My math class when I was a freshman was scheduled at 1:30-2:30 in the afternoon just after our lunch break. If you live in a tropical country, like the Philippines, and having to study in an unairconditioned classroom (although it’s a bit cold in our place because it located thousand feet above sea level), that hour is an unholy hour. You are most likely to fall asleep and math class at that! To make matters worst, our teacher is one of the most boring ones.

So one day in my freshman math class, I wasn’t listening to my teacher. I was seated right beside the window and the view from the window is that National High School at the other side of the fence. Just parallel to our classroom is an unfinished building, but because there are plenty of students enrolled in that school (elementary and high school education are free if you are enrolled in a public school), they were forced to hold class in that unfinished building.


That school beside the fence

Like I said, I wasn’t listening to my teacher, instead I was looking at the students who were playing inside that unfinished building (obviously their teacher isn’t in yet). That classroom was on the ground floor but the height from the lower portion of the window to the ground is 6-10feet. Playing a joke with his classmates, one able-bodied male student lifted one of his male classmates and jokingly threatened to throw him off the window. But the joke, by accident, became true and that classmate fell.

But he didn’t fell immediately. There was of course the spectacle of him holding on to the neck of his classmate until that classmate couldn’t hold on to his weight. As this incident unfolds, I was shouting and laughing with my very loud booming voice.

There is no problem with that right? They really look funny. Trouble is, I was the only one watching while the rest of my classmates were trying to listen to our teacher. Imagine all of you were listening to a very boring math lecture then all of a sudden somebody was shouting, inside your classroom, and laughing.

Well the scene that followed was my teacher standing beside me and softly yet forcefully said, “if you have any problems, you can leave the classroom.” All eyes were on me and I could mutter the words, “I’m sorry.” As soon as my teacher moves back to the front, I saw my classmates trying to suppress their laughter.

Another story happened in my sophomore years. We had a character for a class adviser who made us sing “A House is not Home” for our Technology and Home Economics Class. This is also the year when my male classmates started to act naughty.

One morning as we entered our classroom, we were welcomed by a very pungent smell and saw some liquid splashed just below the door of our classroom. From the smell, obviously it was urine.

There used to be a door knob in our door, but some students before us might have destroyed that knob and so it was taken out and replaced with blot locks and padlocks. The hole where the knob used to be was never covered. Our adviser suspects that someone must have urinated a night before through that hole in the door.
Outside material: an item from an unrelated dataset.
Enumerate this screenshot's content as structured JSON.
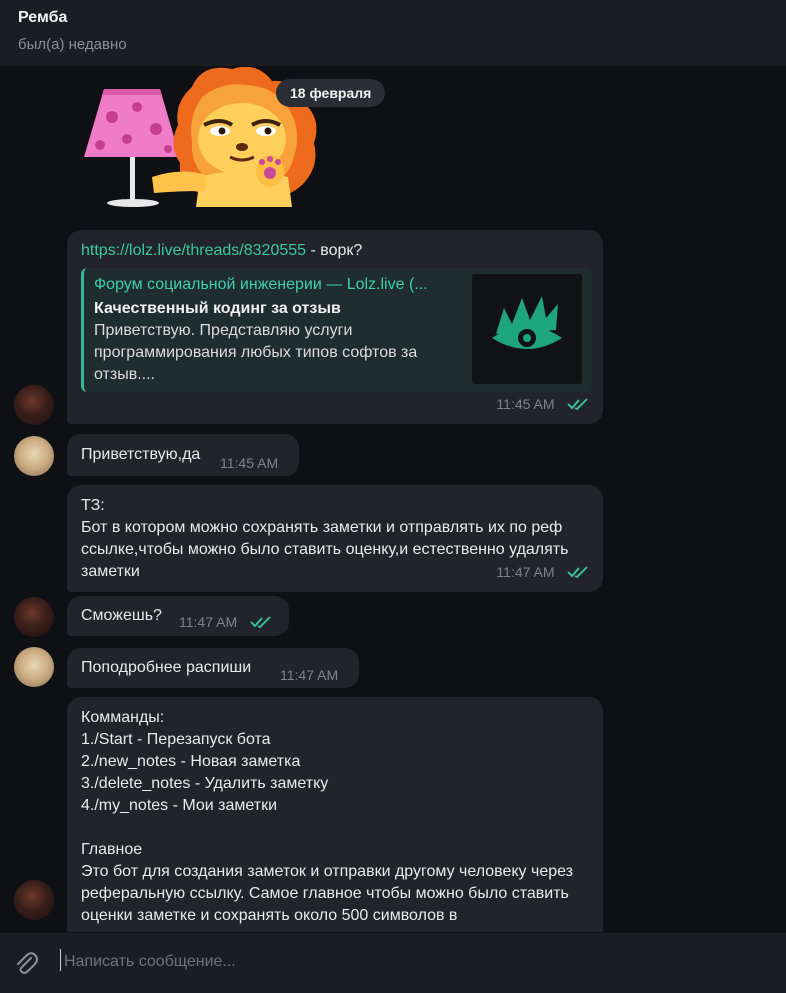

Since, for her, it would be impossible for our female classmates to actually urinate there, the suspect, of course, were us - - the boys.

So to ascertain who the culprit was, our class adviser made the 15 of us (there were only 15 boys in our class of 40) to stand one-by-one infront of the door and just and see if our crotch would be of the same level of that place where the knob used to be (such a clever idea! Right?). Alas, Choi, the tallest among us, was the only one whose crotch was aligned with that hole.

Yes, Choi was a bit naughty, but he was an “A” student and part of the upper five in our year level. He was our adviser’s favorite so obviously she could not pin him as the culprit. Well, that was the end of this investigation and even up to this day I still don’t who the culprit was (I need to bring this topic in our next reunion).